Embeddings and Vector Search

Embeddings map text (or images) into dense vectors so that semantically similar items sit close together in space. They are the backbone of search and retrieval-augmented generation (RAG).

What an embedding is

A model maps input to a fixed-size float vector — for example, 768 or 1536 dimensions. Similar meanings → smaller distance between vectors.

Common distance metrics:

  • Cosine similarity — direction similarity; popular for text.
  • Dot product — related; often equivalent if vectors are normalized.

You rarely compare raw strings character by character in RAG; you compare embeddings.

Where embeddings are used

  • Semantic search — "Find docs like this question" across a knowledge base.
  • Clustering and deduplication — group support tickets or near-duplicate articles.
  • RAG — retrieve the most relevant chunks, then pass them to the LLM as context.

Choosing a model

Trade-offs include:

  • Domain fit — code vs legal vs support chat.
  • Dimensionality — higher can mean better quality but more storage and compute.
  • Multilingual needs — pick models trained for your languages.
  • Latency and cost — hosted APIs vs self-hosted open weights.

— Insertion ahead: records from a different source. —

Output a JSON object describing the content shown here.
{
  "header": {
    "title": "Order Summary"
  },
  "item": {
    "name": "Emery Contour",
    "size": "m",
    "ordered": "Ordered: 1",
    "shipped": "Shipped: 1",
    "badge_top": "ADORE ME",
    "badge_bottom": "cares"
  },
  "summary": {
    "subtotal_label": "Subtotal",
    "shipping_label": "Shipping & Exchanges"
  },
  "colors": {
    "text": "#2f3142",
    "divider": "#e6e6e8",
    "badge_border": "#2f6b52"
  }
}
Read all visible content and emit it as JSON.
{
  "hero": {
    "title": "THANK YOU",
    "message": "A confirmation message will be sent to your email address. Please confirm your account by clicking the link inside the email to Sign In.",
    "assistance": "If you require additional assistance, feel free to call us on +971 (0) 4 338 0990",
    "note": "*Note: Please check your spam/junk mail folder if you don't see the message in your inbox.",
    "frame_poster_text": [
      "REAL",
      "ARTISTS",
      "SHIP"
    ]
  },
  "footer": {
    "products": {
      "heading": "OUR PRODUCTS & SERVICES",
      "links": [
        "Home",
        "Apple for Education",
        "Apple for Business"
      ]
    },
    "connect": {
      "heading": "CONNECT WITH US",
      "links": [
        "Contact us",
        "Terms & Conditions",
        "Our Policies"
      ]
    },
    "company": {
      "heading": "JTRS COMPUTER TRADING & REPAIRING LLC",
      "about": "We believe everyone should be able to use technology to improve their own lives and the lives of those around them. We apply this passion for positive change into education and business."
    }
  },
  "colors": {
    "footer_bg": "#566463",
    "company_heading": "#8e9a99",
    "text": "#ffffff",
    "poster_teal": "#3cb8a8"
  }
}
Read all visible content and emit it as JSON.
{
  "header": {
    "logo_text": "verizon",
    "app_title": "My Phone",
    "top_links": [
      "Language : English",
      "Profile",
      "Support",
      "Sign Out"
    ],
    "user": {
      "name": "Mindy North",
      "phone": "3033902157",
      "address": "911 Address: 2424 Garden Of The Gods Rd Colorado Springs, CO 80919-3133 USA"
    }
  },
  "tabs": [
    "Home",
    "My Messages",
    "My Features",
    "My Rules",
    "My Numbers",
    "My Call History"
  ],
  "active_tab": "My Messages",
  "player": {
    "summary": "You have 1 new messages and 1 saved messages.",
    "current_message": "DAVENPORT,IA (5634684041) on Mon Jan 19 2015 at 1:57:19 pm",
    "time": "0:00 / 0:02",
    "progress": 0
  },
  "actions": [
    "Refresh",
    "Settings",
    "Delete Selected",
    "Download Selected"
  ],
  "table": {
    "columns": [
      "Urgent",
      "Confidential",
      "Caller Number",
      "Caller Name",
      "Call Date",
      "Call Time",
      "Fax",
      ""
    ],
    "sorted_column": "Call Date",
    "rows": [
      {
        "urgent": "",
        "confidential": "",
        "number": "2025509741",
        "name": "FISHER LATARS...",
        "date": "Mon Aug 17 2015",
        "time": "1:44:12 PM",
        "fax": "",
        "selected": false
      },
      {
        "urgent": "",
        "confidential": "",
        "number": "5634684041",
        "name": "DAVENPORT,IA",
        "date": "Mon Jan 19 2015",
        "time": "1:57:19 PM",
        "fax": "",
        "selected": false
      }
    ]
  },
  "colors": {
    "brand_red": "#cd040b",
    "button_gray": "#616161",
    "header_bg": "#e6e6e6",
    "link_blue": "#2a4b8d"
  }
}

Start with one strong general model; split only when metrics show a clear win.

Storage and ANN indexes

At scale you do not brute-force compare every vector. Use approximate nearest neighbor indexes (HNSW, IVF, product quantization — depends on your vector DB).

Revisit index parameters when recall drops after data grows.

Key takeaways

  • Embeddings enable similarity search that keyword search misses.
  • Pick embedding models with your domain and languages in mind.
  • Plan for approximate search and monitoring as corpus size grows.